Comment re-humaniser l’art ?

Qui était Jeanne Lamotte ? Qui se souvient encore d’elle, de celle qui fut l’égérie de toute une génération d’artistes ? Que reste-il de son art, de nos jours ? Le temps a sans doute lentement défraîchi les couleurs de ses toiles, érodé le granit de ses statues.

Jeanne avait pourtant fait la fortune des grands galeristes de son temps. C’est que son art se voulait révolutionnaire et le fut véritablement. Personne avant elle n’osa aller aussi loin dans la constitution de tableaux vivants, remettant ainsi l’être humain au cœur de ses créations. Il y en a eu certes beaucoup, de ces révolutions artistiques, au cours des siècles : la perspective, le clair-obscur… Plus près de nous, l’éclatement des formes par les impressionnistes, fauves ou cubistes. Puis il y eut la mise en scène d’artefacts usuels (la fontaine de Marcel Duchamp), suivie peu après par l’entrée en force de la société de consommation et du spectacle par les artistes américains. L’une des grandes lignes de force de ces deux derniers siècles fut, après la disparition de Dieu, la disparition de l’homme. On a parlé de déshumanisation de l’art. Mais l’art reflète la société de son temps. Et, en ce temps-là, il se fit le témoin de la décadence d’une civilisation exclusivement tournée vers le paraître. Une société avide de modernité, de nouveauté, rejetant toute transcendance.

On commença ainsi à faire des taches sur les toiles, on déconstruisit les êtres et les choses en de multiples fragments, on peignit de grands aplats noirs avec un point blanc au milieu, puis de grands aplats blancs avec un point noir au centre. On lacéra les toiles. Les plus éminents penseurs dissertèrent sur tous ces fameux artistes qui se plagiaient les uns les autres, depuis les toiles monochromes blanches (carré blanc sur fond blanc) et noires de Malevitch aux toiles monochromes bleues d’Yves Klein. On appela cela suprématisme (Malevitch), expressionnisme abstrait (Pollock), pop art (Warhol, Lichtenstein). Or tout ceci était encore trop lié à l’homme. Lorsqu’un artiste eut l’idée de mettre sa merde en boîte (Manzoni), un concurrent déversa une tonne de bouse de vache dans une salle d’exposition. Cela n’était finalement qu’une variation sur un même thème : construire la modernité sans l’homme. On tenta aussi d’éliminer les artistes professionnels, avec des enfants (supposés être toujours géniaux), des animaux (singes ou éléphants savants) et des célébrités (car leur seul nom faisait vendre), mais les galeristes étaient toujours à la recherche de nouveaux talents. Et de talents originaux. Car seule l’originalité faisait vendre.

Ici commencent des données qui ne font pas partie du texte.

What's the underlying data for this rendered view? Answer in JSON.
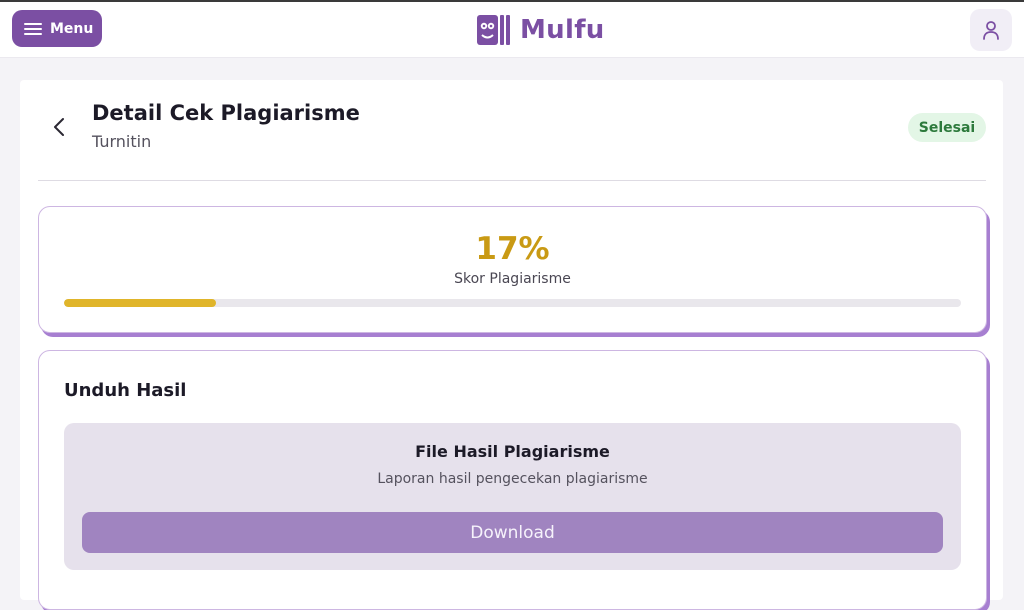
{
  "header": {
    "menu_label": "Menu",
    "brand_name": "Mulfu",
    "brand_color": "#7b4fa3",
    "icons": [
      "menu-icon",
      "brand-logo-icon",
      "user-icon"
    ]
  },
  "page": {
    "title": "Detail Cek Plagiarisme",
    "subtitle": "Turnitin",
    "status": "Selesai",
    "back_icon": "chevron-left-icon"
  },
  "score": {
    "value": "17%",
    "fraction": 0.17,
    "label": "Skor Plagiarisme",
    "color": "#c99a14"
  },
  "download": {
    "section_title": "Unduh Hasil",
    "file_title": "File Hasil Plagiarisme",
    "file_description": "Laporan hasil pengecekan plagiarisme",
    "button_label": "Download"
  }
}
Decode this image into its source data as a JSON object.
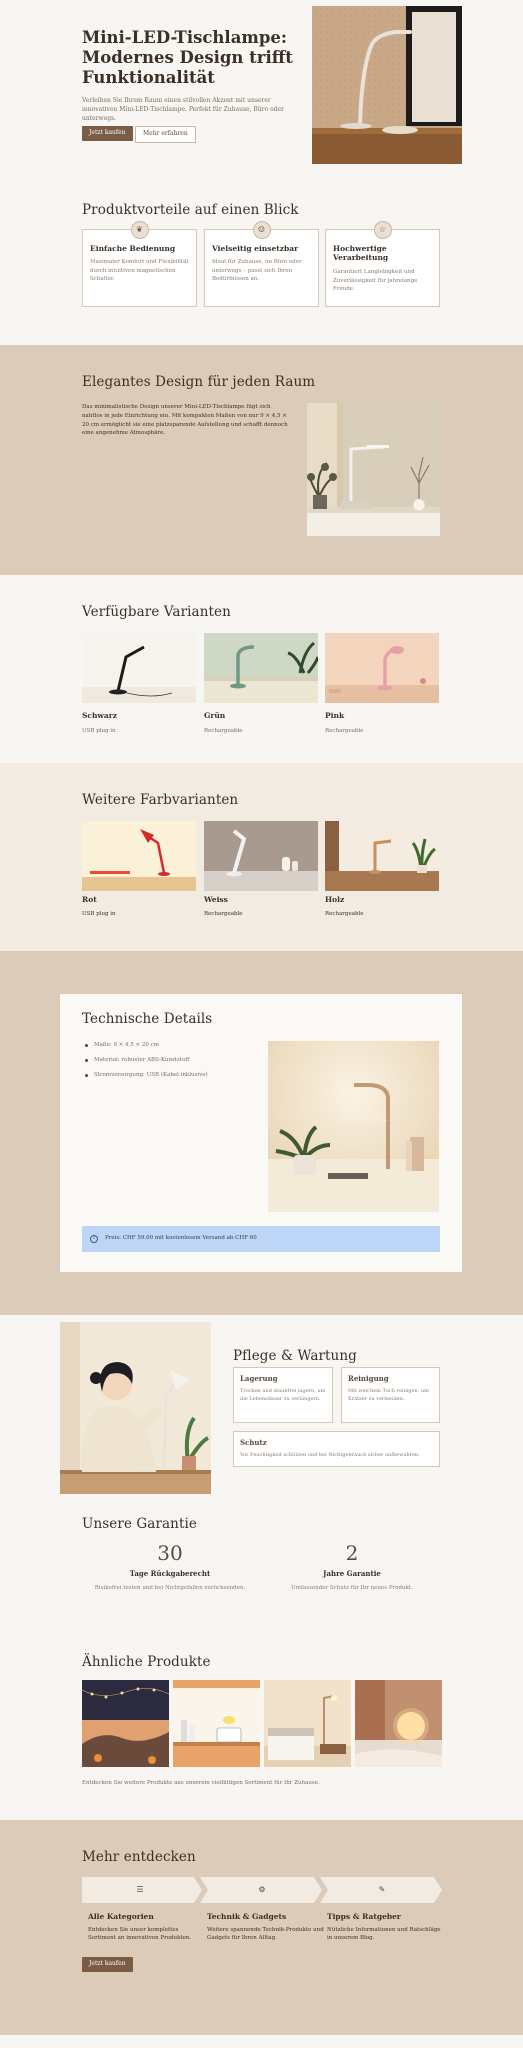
{
  "hero": {
    "title": "Mini-LED-Tischlampe: Modernes Design trifft Funktionalität",
    "lead": "Verleihen Sie Ihrem Raum einen stilvollen Akzent mit unserer innovativen Mini-LED-Tischlampe. Perfekt für Zuhause, Büro oder unterwegs.",
    "buy_label": "Jetzt kaufen",
    "more_label": "Mehr erfahren"
  },
  "features": {
    "title": "Produktvorteile auf einen Blick",
    "items": [
      {
        "icon": "leaf-icon",
        "title": "Einfache Bedienung",
        "text": "Maximaler Komfort und Flexibilität durch intuitiven magnetischen Schalter."
      },
      {
        "icon": "user-icon",
        "title": "Vielseitig einsetzbar",
        "text": "Ideal für Zuhause, im Büro oder unterwegs – passt sich Ihren Bedürfnissen an."
      },
      {
        "icon": "star-icon",
        "title": "Hochwertige Verarbeitung",
        "text": "Garantiert Langlebigkeit und Zuverlässigkeit für jahrelange Freude."
      }
    ]
  },
  "design": {
    "title": "Elegantes Design für jeden Raum",
    "text": "Das minimalistische Design unserer Mini-LED-Tischlampe fügt sich nahtlos in jede Einrichtung ein. Mit kompakten Maßen von nur 9 × 4,5 × 20 cm ermöglicht sie eine platzsparende Aufstellung und schafft dennoch eine angenehme Atmosphäre."
  },
  "variants": {
    "title": "Verfügbare Varianten",
    "items": [
      {
        "name": "Schwarz",
        "sub": "USB plug in"
      },
      {
        "name": "Grün",
        "sub": "Rechargeable"
      },
      {
        "name": "Pink",
        "sub": "Rechargeable"
      }
    ]
  },
  "variants2": {
    "title": "Weitere Farbvarianten",
    "items": [
      {
        "name": "Rot",
        "sub": "USB plug in"
      },
      {
        "name": "Weiss",
        "sub": "Rechargeable"
      },
      {
        "name": "Holz",
        "sub": "Rechargeable"
      }
    ]
  },
  "tech": {
    "title": "Technische Details",
    "specs": [
      "Maße: 9 × 4,5 × 20 cm",
      "Material: robuster ABS-Kunststoff",
      "Stromversorgung: USB (Kabel inklusive)"
    ],
    "note": "Preis: CHF 59.00 mit kostenlosem Versand ab CHF 60"
  },
  "care": {
    "title": "Pflege & Wartung",
    "boxes": [
      {
        "title": "Lagerung",
        "text": "Trocken und staubfrei lagern, um die Lebensdauer zu verlängern."
      },
      {
        "title": "Reinigung",
        "text": "Mit weichem Tuch reinigen, um Kratzer zu vermeiden."
      },
      {
        "title": "Schutz",
        "text": "Vor Feuchtigkeit schützen und bei Nichtgebrauch sicher aufbewahren."
      }
    ]
  },
  "guarantee": {
    "title": "Unsere Garantie",
    "items": [
      {
        "num": "30",
        "label": "Tage Rückgaberecht",
        "sub": "Risikofrei testen und bei Nichtgefallen zurücksenden."
      },
      {
        "num": "2",
        "label": "Jahre Garantie",
        "sub": "Umfassender Schutz für Ihr neues Produkt."
      }
    ]
  },
  "similar": {
    "title": "Ähnliche Produkte",
    "foot": "Entdecken Sie weitere Produkte aus unserem vielfältigen Sortiment für Ihr Zuhause."
  },
  "more": {
    "title": "Mehr entdecken",
    "items": [
      {
        "icon": "layers-icon",
        "title": "Alle Kategorien",
        "text": "Entdecken Sie unser komplettes Sortiment an innovativen Produkten."
      },
      {
        "icon": "gear-icon",
        "title": "Technik & Gadgets",
        "text": "Weitere spannende Technik-Produkte und Gadgets für Ihren Alltag."
      },
      {
        "icon": "bulb-icon",
        "title": "Tipps & Ratgeber",
        "text": "Nützliche Informationen und Ratschläge in unserem Blog."
      }
    ],
    "button_label": "Jetzt kaufen"
  },
  "colors": {
    "accent": "#7a5c45",
    "beige": "#dccbb8",
    "cream": "#f8f6f2",
    "info": "#bdd6f7"
  }
}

On crut atteindre la fin de l’art en exposant des toiles vierges de toute trace peinte et des socles n’exposant que le vide. Le néant comme ultime forme artistique. Il n’y avait certes plus de trace humaine, mais même plus de trace du tout. L’art avait abouti au non-art. Mais le public avait aussi déserté totalement galeries et musées, désormais uniquement fréquentés par une micro-élite discourant sur elle-même.

Alors survint la révolution lamottienne. Jeanne voulait retrouver l’humain. Mais elle choisit de montrer un humain martyrisé, écartelé, éventré. La face noire de l’homme. L’humain brut, ou celui qui est passé de l’autre côté du miroir.

Jeanne avait réussi à convaincre les autorités carcérales de quelques États américains de lui céder leurs condamnés à mort, juste avant leur exécution. Elle pensait que cette nouvelle esthétique redonnerait au grand public le goût de l’art : il fallait pour cela une figure avec laquelle il puisse se reconnaître, s’identifier. Il fallait une œuvre dans laquelle le public soit capable de reconstruire une histoire, d’y retrouver des repères, une œuvre capable de provoquer une émotion profonde et sincère.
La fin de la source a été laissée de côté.